The following was taken from the journal of the Rev’d David Blackmore, dated 30 July 1846, and is the earliest reference currently known to the community of Margaree.
He identified 6 families living in the community of Maggeridge, and related performing baptism for 4 individuals:
• Hannah Collier, born 25 June 1846 to John & Elizabeth Collier
• Mary Francis, born July 1846 to William & Ann Francis
• Ann Walters, born 09 May 1846 to James & Jane Walters
• Joseph Osmond, born 04 Nov, 1844 to George & Elizabeth Osmond
Church services were held in private homes conducted by SPG missionaries or visiting clergymen. This custom continued, even after a priest was stationed in Channel Port aux Basques. The parochial record of public services begins in 1890 for most of the parish, though there are some services recorded for St. James’ Church in Channel as early as 1887.

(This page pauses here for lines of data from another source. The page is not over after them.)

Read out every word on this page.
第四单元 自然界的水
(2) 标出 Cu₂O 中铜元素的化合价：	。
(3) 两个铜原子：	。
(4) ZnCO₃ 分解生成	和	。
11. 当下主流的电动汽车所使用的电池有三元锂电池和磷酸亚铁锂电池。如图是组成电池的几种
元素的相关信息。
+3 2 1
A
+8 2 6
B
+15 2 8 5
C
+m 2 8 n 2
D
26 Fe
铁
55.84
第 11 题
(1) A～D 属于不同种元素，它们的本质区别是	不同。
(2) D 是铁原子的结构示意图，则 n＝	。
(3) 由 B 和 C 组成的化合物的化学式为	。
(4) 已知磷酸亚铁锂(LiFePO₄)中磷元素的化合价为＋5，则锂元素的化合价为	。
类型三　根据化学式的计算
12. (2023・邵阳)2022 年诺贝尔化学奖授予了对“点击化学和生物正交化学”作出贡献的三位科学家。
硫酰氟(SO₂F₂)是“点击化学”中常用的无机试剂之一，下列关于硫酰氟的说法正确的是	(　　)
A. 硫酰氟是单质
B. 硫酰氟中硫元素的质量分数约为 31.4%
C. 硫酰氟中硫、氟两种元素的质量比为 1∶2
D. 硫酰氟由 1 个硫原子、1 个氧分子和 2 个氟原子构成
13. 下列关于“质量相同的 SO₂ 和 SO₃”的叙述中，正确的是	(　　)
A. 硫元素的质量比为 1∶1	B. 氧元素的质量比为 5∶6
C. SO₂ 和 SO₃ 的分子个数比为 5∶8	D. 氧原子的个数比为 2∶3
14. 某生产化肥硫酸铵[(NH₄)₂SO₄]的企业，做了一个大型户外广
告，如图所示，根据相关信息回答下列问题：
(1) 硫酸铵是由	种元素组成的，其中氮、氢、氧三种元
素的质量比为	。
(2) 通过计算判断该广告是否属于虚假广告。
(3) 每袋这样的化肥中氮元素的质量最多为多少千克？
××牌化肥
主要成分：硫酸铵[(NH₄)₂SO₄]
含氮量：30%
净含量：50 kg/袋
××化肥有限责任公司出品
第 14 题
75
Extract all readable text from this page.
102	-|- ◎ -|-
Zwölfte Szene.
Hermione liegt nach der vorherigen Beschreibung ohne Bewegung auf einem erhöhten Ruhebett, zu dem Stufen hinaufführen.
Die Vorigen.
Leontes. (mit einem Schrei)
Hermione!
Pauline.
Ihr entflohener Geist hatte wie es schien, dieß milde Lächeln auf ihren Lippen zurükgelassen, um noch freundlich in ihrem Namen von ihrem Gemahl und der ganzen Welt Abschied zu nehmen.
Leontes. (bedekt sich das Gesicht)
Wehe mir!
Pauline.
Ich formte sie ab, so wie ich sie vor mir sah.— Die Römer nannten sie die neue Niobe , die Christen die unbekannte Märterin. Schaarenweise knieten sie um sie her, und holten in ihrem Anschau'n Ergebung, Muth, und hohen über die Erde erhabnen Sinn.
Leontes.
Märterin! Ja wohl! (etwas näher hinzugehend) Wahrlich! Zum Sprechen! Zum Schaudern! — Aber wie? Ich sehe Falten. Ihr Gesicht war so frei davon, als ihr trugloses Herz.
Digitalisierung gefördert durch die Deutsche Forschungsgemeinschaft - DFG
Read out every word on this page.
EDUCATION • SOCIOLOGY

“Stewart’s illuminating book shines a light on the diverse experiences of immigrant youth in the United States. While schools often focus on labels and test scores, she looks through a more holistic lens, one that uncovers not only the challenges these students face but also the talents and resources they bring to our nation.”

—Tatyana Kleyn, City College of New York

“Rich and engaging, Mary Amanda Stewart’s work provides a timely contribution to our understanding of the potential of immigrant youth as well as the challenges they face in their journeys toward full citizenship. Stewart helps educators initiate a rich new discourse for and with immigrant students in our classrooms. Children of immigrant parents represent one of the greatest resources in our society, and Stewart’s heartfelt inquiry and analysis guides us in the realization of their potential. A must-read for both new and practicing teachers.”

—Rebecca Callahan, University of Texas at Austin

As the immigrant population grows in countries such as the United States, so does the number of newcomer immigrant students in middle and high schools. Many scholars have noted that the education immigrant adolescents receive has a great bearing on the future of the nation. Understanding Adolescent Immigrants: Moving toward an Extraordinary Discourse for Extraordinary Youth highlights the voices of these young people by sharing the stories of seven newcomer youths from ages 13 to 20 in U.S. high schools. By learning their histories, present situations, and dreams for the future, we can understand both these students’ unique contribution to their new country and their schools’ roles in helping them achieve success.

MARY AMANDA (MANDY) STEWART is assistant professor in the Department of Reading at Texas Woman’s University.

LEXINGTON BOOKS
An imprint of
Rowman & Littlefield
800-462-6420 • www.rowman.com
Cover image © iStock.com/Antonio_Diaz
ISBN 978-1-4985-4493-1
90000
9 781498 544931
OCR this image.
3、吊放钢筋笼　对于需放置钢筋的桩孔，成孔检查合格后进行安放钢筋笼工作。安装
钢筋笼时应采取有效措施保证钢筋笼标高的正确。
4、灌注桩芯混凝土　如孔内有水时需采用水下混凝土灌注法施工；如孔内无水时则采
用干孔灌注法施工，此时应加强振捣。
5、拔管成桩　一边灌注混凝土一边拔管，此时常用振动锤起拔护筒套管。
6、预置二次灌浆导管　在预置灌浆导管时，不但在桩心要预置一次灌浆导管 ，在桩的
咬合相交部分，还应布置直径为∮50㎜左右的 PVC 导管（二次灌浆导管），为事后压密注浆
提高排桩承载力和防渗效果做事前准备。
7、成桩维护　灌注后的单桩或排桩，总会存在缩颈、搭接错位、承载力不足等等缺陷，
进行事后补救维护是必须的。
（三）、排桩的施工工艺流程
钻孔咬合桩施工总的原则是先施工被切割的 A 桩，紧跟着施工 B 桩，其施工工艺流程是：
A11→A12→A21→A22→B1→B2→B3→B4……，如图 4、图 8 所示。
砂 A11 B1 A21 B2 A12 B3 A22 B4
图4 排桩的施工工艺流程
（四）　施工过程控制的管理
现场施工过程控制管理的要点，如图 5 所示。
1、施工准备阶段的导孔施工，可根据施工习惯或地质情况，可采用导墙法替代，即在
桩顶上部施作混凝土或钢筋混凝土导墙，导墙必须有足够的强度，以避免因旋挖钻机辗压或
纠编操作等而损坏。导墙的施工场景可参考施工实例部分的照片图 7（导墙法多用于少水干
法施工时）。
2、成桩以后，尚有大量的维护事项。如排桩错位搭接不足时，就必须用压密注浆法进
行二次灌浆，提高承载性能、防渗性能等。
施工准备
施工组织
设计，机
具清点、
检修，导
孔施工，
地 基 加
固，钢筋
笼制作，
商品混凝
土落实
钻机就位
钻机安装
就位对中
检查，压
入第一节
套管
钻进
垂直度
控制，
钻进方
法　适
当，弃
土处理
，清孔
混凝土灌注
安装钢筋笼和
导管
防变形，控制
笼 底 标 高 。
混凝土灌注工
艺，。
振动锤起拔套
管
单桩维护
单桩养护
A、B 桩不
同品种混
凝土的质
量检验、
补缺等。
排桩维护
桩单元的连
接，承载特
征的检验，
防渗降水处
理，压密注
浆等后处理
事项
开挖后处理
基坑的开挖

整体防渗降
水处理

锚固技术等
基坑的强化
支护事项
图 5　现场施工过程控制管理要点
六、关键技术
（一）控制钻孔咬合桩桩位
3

The first recorded public service for this area was held at Marguerits on Saturday, May 7th, 1891. This was an evening service conducted by the Rev’d W. L. Romilly. However, in the record of services for St. James’ Church in Channel, we find that the Rev’d W. S. Rafter held a private communion at the home of William Hiscock in Fox Roost on October, 22nd, 1890.
Our parish records for baptisms, marriages, and deaths go back to 1854. The first recorded baptism held in St. Augustine’s congregation was administered by the Rev’d J. DeVal on July 9th, 1855. The child baptized was Benjamin Walters (born Jan. 5th, 1855), son of George and Elizabeth Walters.
The first marriage recorded was that of George Osmond of Margaree, and Susanna Dicks of Isle aux Morts, married on September 14th, 1858 by the Rev’d W. W. LeGallais. The record does not state if the wedding took place in Isle aux Morts or Margaree – Fox Roost.
The first recorded burial service was held on November 28th, 1859, for Susan Osmond, aged 5 years.
By 1890, there seems to have been a small Methodist School at Fox Roost Brook in which occasional services were held.
One interesting entry appears in 1895. The Rev’d L. Goden held an evening service at Fox Roost on May 22nd, and following the service, “a meeting was held…to consider the erecting of a new School Chapel”. All were unanimous and a sum of $68 was then promised to be paid by September 1895. The School Chapel was built in the general area of the current church.
The Present Church
The Foreman for the job was Mr. John Hodder; the carpenters and labourers were all congregation members. The Corner Stone was laid on October 2nd, 1962. St. Augustine’s church was built with a seating capacity of 147 and at the cost of nearly $22,000. The bell, taken from the old church, provided a link between the old and new. Everyone in the communities shared in the work of building the church. Fishermen—those in the boat and in the plant—contributed towards a fish appeal for several years. Old age pensioners gave the first dollar of their cheque on a monthly basis. Berkley Billard, David Warren, and Alman Carter worked to show weekly films in the school (movies were collected by boat from Burnt Islands), and card games were held weekly in private homes. The CEWA (Church England Women’s Association) were active and greatly assisted in the work.
What a legacy!
2022 will mark the 60th Anniversary of St. Augustine’s Church in Margaree – Fox Roost.
To commemorate this, a weekend of events is being planned:
• Friday, Sept 30th – an evening of entertainment at the church.
• Saturday, October 1st – an afternoon tea and quilt show
•Sunday, October 2nd – a service of celebration, 7pm at St. Augustine’s.
In 2021, a committee was created to oversee repairs on the church.
Phase one was to replace the leaking roof. I am happy to announce that with fund raising efforts and generous support from our communities, a metal roof is currently being installed.
Phase two includes upgrades to the interior and exterior of our church and grounds. Our upcoming fund raisers include a 2023 calendar and note cards.
Now, more so than ever in this COVID-19 era, family values and togetherness have come to mean so much. The upkeep on our church is vital to our communities.